I say let go of counting for lifestyle and long-term health, and embrace your intuition or work towards getting there.

The quality of the nutrition you are taking in is important! I have seen clients do program like “Weight Watchers” in the past, and of course it works while you are doing it (because eating low calorie will help most people lose weight initially, it’s not healthy, but it will work in the short-term), but I have yet to meet someone who has not had to go back on it several times. It seems the calories are very low and the quality of food I see people eating is poor. This is not the key to long-term success!
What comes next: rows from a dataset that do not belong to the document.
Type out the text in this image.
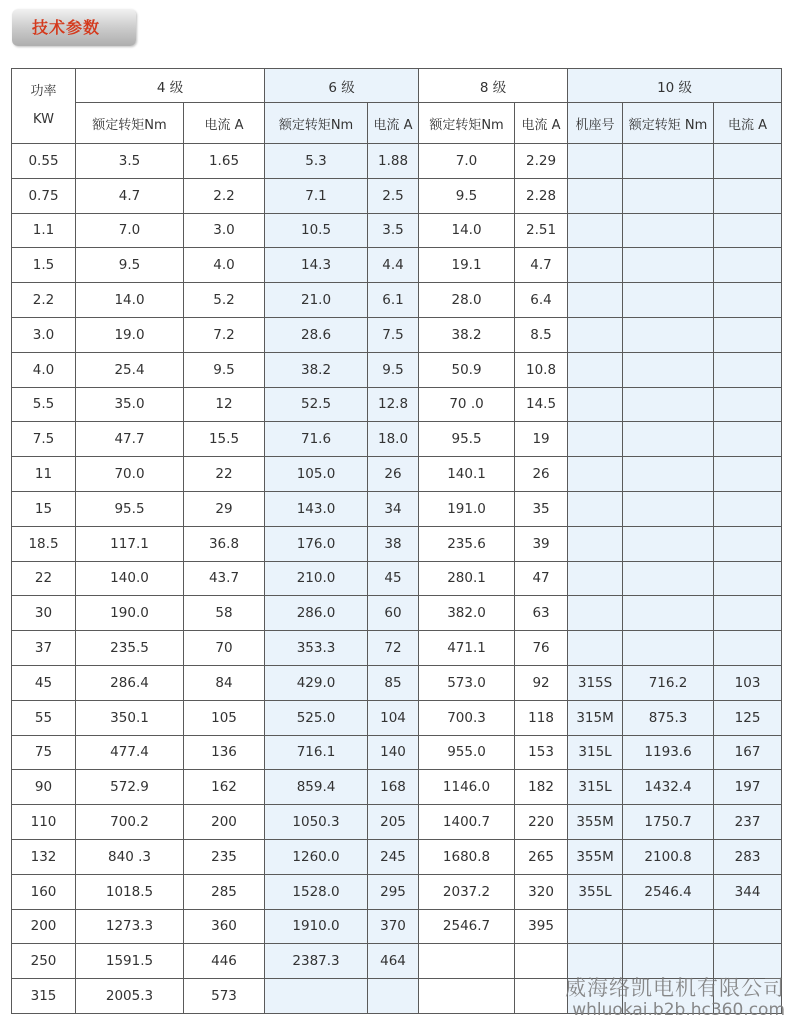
技术参数
功率
KW	4 级		6 级		8 级		10 级		
	额定转矩Nm	电流 A	额定转矩Nm	电流 A	额定转矩Nm	电流 A	机座号	额定转矩 Nm	电流 A
0.55	3.5	1.65	5.3	1.88	7.0	2.29			
0.75	4.7	2.2	7.1	2.5	9.5	2.28			
1.1	7.0	3.0	10.5	3.5	14.0	2.51			
1.5	9.5	4.0	14.3	4.4	19.1	4.7			
2.2	14.0	5.2	21.0	6.1	28.0	6.4			
3.0	19.0	7.2	28.6	7.5	38.2	8.5			
4.0	25.4	9.5	38.2	9.5	50.9	10.8			
5.5	35.0	12	52.5	12.8	70 .0	14.5			
7.5	47.7	15.5	71.6	18.0	95.5	19			
11	70.0	22	105.0	26	140.1	26			
15	95.5	29	143.0	34	191.0	35			
18.5	117.1	36.8	176.0	38	235.6	39			
22	140.0	43.7	210.0	45	280.1	47			
30	190.0	58	286.0	60	382.0	63			
37	235.5	70	353.3	72	471.1	76			
45	286.4	84	429.0	85	573.0	92	315S	716.2	103
55	350.1	105	525.0	104	700.3	118	315M	875.3	125
75	477.4	136	716.1	140	955.0	153	315L	1193.6	167
90	572.9	162	859.4	168	1146.0	182	315L	1432.4	197
110	700.2	200	1050.3	205	1400.7	220	355M	1750.7	237
132	840 .3	235	1260.0	245	1680.8	265	355M	2100.8	283
160	1018.5	285	1528.0	295	2037.2	320	355L	2546.4	344
200	1273.3	360	1910.0	370	2546.7	395			
250	1591.5	446	2387.3	464					
315	2005.3	573								威海络凯电机有限公司
whluokai.b2b.hc360.com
Change your mindset to nourishing your body, not counting! My 10-Day Flowtox program focuses on cutting out foods for a short-period of time that could be blocking you from communicating with your body’s needs, so you can eat more mindfully. There are other programs like Whole 30 that I have seen people do with success.

I HIGHLY HIGHLY recommend Robb Wolf’s new book “Wired To Eat” –I am going to review it soon but he has a 30-Day program and it really digs DEEP into finding the foods that work for your individual body!

Have a great weekend!

What methods have you used in the past for improving your nutrition or body composition? Did they work for you long-term?

I think I spent so many years counting so many different ways (and seeing specialists along the way to help me), that when I finally found the intuitive eating approach it was so freeing. I feel I am healthier, happier and more in tune with my body than ever in my life!